- Poster
- Directed by: Adurthi Subba Rao
- Written by: Mullapudi Venkata Ramana
- Produced by: Adurthi Subba Rao
- Starring: Ram Mohan Krishna Sandhya Rani Sukanya
- Edited by: T. Krishna
- Music by: K. V. Mahadevan
- Production company: Babu Movies
- Release date: 13 July 1966;
- Running time: 152 minutes
- Country: India
- Language: Telugu

= Kanne Manasulu =

1966 Telugu film by Adurthi Subba Rao

Kanne Manasulu is a 1966 Indian Telugu-language film directed by Adurthi Subba Rao. The film features Ram Mohan, Sandhya Rani, Krishna and Sukanya in lead role, with music composed by K. V. Mahadevan. This marks the second collaboration of the same cast and director, following the success of Thene Manasulu (1965).
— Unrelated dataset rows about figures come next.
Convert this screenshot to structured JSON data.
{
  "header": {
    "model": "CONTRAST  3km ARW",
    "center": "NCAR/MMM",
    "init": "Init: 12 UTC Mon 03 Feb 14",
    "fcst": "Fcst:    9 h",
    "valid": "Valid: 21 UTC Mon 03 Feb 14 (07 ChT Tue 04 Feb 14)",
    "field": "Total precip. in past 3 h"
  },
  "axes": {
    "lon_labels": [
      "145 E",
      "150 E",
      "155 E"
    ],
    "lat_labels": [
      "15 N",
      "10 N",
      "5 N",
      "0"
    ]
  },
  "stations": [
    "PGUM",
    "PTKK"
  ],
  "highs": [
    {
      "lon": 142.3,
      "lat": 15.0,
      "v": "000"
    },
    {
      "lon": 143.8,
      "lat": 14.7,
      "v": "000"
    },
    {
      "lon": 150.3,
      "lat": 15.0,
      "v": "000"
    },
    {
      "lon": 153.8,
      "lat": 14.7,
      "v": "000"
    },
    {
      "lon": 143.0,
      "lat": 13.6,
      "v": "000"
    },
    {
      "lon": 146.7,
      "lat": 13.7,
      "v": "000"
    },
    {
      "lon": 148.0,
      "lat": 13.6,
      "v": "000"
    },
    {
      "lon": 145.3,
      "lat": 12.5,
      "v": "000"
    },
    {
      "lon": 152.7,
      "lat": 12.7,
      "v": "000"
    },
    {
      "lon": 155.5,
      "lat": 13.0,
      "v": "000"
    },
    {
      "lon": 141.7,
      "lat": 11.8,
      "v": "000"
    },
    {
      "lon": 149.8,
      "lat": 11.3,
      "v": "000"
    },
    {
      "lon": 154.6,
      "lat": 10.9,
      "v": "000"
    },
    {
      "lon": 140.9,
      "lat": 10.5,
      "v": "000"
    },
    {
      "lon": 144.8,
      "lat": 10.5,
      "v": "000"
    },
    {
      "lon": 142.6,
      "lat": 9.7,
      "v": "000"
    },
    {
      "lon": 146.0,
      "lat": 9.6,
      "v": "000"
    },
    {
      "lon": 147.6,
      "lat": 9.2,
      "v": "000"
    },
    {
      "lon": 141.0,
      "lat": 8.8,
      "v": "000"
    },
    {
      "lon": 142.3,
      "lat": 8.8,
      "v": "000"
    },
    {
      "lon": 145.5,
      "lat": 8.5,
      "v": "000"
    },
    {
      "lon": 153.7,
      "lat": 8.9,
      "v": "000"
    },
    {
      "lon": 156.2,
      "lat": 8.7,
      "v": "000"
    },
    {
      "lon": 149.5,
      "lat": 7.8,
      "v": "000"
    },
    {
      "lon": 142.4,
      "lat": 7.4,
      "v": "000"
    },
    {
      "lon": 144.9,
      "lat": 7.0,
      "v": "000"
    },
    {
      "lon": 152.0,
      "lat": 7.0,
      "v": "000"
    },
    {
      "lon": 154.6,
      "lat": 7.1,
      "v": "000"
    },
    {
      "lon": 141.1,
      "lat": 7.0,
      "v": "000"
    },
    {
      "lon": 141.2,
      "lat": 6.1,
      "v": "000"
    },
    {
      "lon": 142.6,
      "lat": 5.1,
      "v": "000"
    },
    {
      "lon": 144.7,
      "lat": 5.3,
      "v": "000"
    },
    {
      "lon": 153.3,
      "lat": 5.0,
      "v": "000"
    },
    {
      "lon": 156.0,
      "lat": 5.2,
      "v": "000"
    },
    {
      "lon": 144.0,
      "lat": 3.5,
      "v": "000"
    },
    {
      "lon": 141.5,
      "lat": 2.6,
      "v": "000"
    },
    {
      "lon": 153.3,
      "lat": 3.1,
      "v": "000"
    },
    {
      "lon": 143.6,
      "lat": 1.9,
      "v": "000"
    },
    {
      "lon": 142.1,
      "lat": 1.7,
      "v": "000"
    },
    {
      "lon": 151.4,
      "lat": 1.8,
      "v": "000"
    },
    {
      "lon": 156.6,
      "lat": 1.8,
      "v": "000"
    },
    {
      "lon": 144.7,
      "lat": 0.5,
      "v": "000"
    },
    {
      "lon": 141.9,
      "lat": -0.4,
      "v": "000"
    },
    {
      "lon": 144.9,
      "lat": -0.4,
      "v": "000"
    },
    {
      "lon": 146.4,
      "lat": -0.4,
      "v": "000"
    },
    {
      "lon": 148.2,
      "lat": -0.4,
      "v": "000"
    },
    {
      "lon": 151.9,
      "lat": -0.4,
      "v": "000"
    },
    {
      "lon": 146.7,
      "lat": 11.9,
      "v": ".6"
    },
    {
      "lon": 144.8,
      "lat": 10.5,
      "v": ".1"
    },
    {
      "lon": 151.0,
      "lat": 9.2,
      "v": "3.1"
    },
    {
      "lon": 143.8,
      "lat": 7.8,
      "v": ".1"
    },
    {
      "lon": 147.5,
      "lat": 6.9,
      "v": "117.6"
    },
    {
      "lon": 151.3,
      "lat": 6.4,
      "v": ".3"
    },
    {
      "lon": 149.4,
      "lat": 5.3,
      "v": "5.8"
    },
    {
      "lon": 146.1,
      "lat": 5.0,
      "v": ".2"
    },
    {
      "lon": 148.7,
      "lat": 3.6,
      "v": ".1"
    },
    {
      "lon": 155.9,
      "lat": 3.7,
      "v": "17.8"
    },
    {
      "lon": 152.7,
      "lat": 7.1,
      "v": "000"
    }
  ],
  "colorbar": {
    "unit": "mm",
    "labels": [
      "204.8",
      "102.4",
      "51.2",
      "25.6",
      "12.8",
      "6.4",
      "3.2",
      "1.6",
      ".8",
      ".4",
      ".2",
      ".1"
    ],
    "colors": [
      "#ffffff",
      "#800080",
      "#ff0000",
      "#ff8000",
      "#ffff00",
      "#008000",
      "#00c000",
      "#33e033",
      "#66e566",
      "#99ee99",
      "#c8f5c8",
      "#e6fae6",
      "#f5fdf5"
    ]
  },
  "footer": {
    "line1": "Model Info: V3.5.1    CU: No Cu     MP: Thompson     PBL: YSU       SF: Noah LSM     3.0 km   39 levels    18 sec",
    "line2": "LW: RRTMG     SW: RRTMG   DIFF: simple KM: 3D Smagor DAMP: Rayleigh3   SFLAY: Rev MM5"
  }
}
Kanne Manasulu was Krishna's second lead role and performed moderately at the box office.

== Plot ==

A dacoit tries to rape Bangaramma and in the attempt, loses his eyesight. Bangaramma jumps into the river to commit suicide, but is saved by people of the village where she delivers a child. The dacoit realises his folly and turns over a new leaf and asks for her forgiveness. Then, he commits suicide in a temple that he built.

== Cast ==
- Ram Mohan
- Krishna as Gangulu
- Sandhyarani
- Sukanya
- M. V. Chalapathy Rao
- Gummadi
- Suryakantham

== Soundtrack ==
The music is composed by K. V. Mahadevan.